WKJC
- Tawas City, Michigan; United States;
- Frequency: 104.7 MHz
- Branding: WKJC 104.7 FM

Programming
- Format: Country
- Affiliations: Michigan News Network, NASCAR, ABC Radio Network

Ownership
- Owner: Carroll Enterprises

History
- First air date: 1980
- Former frequencies: 103.9 MHz
- Call sign meaning: John Carroll

Technical information
- Licensing authority: FCC
- Facility ID: 9123
- Class: C2
- ERP: 50,000 watts
- HAAT: 150 meters

Links
- Public license information: Public file; LMS;
- Webcast: Listen live
- Website: wkjc.com

= WKJC =

WKJC (104.7 FM) is a radio station broadcasting a country music format.
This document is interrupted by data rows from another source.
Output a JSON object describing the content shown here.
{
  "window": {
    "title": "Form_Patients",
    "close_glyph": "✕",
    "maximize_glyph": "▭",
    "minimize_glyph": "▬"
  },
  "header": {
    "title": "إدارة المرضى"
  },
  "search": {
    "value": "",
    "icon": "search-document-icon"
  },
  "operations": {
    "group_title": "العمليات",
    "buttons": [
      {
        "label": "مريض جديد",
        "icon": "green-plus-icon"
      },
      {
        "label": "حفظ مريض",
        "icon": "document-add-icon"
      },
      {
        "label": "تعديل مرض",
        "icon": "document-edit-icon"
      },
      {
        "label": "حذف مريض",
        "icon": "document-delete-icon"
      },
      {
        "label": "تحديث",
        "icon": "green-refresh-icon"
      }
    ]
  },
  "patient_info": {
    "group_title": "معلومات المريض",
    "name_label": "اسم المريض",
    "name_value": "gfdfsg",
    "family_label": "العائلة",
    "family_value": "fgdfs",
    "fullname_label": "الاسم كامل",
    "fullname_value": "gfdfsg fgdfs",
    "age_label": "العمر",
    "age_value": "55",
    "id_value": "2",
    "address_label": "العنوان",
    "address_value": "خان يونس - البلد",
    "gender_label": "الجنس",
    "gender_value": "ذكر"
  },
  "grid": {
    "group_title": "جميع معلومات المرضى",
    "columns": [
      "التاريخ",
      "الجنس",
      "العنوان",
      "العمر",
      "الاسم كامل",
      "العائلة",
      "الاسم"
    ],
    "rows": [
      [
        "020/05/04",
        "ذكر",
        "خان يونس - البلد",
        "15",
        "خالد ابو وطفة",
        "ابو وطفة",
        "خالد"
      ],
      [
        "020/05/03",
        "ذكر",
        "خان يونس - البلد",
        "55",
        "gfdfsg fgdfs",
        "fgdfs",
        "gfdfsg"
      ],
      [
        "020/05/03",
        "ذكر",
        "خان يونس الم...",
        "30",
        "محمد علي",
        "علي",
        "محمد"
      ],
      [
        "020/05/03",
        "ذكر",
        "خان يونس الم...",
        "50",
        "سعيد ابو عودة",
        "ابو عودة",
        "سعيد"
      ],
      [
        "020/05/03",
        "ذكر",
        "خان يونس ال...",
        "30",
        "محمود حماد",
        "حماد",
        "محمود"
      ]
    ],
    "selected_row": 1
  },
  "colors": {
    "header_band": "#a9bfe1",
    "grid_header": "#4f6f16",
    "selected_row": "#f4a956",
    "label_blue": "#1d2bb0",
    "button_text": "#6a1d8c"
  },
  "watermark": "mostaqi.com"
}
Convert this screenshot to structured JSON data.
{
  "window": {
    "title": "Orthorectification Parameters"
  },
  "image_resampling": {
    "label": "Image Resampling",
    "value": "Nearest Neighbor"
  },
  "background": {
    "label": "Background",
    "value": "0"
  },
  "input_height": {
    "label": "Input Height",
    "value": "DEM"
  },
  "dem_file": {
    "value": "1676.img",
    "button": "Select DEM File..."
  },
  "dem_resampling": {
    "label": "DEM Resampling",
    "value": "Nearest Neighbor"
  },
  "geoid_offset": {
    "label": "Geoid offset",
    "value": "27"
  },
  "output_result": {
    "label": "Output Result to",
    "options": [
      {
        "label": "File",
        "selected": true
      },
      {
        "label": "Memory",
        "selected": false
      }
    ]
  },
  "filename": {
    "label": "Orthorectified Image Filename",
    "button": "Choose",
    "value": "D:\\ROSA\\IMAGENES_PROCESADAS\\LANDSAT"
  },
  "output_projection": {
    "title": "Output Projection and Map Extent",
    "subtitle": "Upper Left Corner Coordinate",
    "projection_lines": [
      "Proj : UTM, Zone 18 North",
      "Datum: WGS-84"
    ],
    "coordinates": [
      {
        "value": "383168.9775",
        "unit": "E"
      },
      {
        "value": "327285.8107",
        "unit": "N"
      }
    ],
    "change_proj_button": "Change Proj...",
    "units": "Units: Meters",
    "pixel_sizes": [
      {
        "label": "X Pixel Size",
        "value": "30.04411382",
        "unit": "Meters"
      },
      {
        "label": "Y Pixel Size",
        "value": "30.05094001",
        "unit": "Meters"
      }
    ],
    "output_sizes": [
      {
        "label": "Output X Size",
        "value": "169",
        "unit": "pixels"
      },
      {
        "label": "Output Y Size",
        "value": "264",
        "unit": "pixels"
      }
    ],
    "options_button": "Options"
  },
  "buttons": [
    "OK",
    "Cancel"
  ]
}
Licensed to Tawas City, Michigan, United States, it first began broadcasting in 1980 at 103.9 MHz. WKJC is locally programmed.

==History==
WKJC went on the air in January 1980. The station was founded by John Carroll, then-owner of Tawas City, Michigan radio station WIOS, who noted a lack of a country music format in the area. Construction for the new station required $140,000 of studio equipment and construction of a 240 ft tower near Sand Lake. From the beginning, the station also broadcast Detroit Tigers baseball games, local high school football games, and a polka show on Sunday nights. The station changed its frequency to 104.7 in 1987, allowing it to increase to 50,000 watts of power. The station also built a new tower at this point. A fire damaged the station's building in August 1987, damaging the station's audio archives. This also caused the station to temporarily go off-air and transport its offices to a trailer until they were rebuilt. At the time, the offices also housed WIOS and Northern Information Service, a low-power television station in the Tawas City area.

Between 1993 and 1998, WKJC was simulcast on WKJZ 94.9 FM in Hillman, Michigan. In 1998, WKJZ was switched to a simulcast of WKJC's sister station, classic rocker WQLB 103.3 FM (now adult hits as "Hits FM"), which is also located in Tawas City.